ニュース&コラム360°
自治体が倒産!?財政再生団体になるとどうなるの?
2010年02月08日 12:00更新
大阪府は現在大変な財政難になっており、橋下知事のもと行財政改革が急ピッチですすめられているが、実はこうした財政難は大阪府に限らず、全国の地方自治体にみられる状況だ。全国でこうした財政難がすすんでいくと、一般の会社でいう倒産の状態になるところも出てくる。自治体が破綻した場合、今までは「財政再建団体」へ指定され、再建を目指すことになっていた。最近では、夕張市の例が記憶に新しい。しかし、去年の4月からは新しい法律が施行され、多少そうしたシステムも変わってくることになりそうだ。

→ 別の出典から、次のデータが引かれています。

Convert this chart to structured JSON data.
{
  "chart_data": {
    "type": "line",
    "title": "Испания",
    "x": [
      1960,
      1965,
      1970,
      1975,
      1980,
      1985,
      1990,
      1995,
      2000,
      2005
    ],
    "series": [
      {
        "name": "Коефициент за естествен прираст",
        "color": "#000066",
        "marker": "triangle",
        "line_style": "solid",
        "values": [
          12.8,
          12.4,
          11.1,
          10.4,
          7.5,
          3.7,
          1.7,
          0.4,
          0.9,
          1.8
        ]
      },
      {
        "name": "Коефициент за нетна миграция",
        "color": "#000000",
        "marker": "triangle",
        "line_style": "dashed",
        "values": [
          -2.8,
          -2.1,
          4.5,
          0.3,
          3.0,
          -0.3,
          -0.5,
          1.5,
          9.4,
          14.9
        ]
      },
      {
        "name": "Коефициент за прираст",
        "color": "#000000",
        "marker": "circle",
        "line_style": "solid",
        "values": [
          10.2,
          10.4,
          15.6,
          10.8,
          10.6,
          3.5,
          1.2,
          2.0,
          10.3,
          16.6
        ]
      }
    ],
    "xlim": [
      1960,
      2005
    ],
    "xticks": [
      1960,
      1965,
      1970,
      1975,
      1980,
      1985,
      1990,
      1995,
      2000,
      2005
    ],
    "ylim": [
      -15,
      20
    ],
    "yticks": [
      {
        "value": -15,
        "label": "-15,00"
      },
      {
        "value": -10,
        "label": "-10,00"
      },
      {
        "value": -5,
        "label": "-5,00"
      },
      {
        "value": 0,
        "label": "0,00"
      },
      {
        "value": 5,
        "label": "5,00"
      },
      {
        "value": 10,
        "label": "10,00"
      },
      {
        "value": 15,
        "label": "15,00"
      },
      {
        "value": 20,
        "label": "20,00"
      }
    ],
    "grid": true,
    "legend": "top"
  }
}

4月からの新法と今までの法律との大きな違いは、再建団体の指定が二段階に増えたこと。今までは、夕張市のように自治体が完全に破綻してしまってから、「財政再建団体」に指定して、国の指導の下で立て直していた。それを新しい法律では、まずは「まだ再建の見込みはあるが危ない」という自治体を「早期健全化団体」として指定し、財政再建の計画策定や外部監査を義務づけることで、国の監視下に置くことにしたのだ。そして、そうした中で、なお財政上破綻したと認められる自治体を、旧法の「財政再建団体」に相当する「財政再生団体」として指定し、そこではじめて国の指導で再建をすることにした。
ちなみに「財政再生団体」になってしまうと、ほぼ国の管理下に入ることになるため、実質的には自治権が大幅に制限されることになる。こうなると、住んでいる住民にとっても大きな影響が出てくることになるだろう。過去の夕張市の例などをみてもわかる通り、財政を再建するためには、税収などの増収の困難から、どうしても支出のほうを切り詰めることになる。そのため、公共施設の補修や道路や水道・ガスなどの都市基盤の整備が遅れることになり、行政サービス全般の質が著しく低下することになるのだ。つまり、住民のほうにも、目にみえる形で不利益が出てくるのだ。
今年は、こうした自治体が出ないように祈りたい。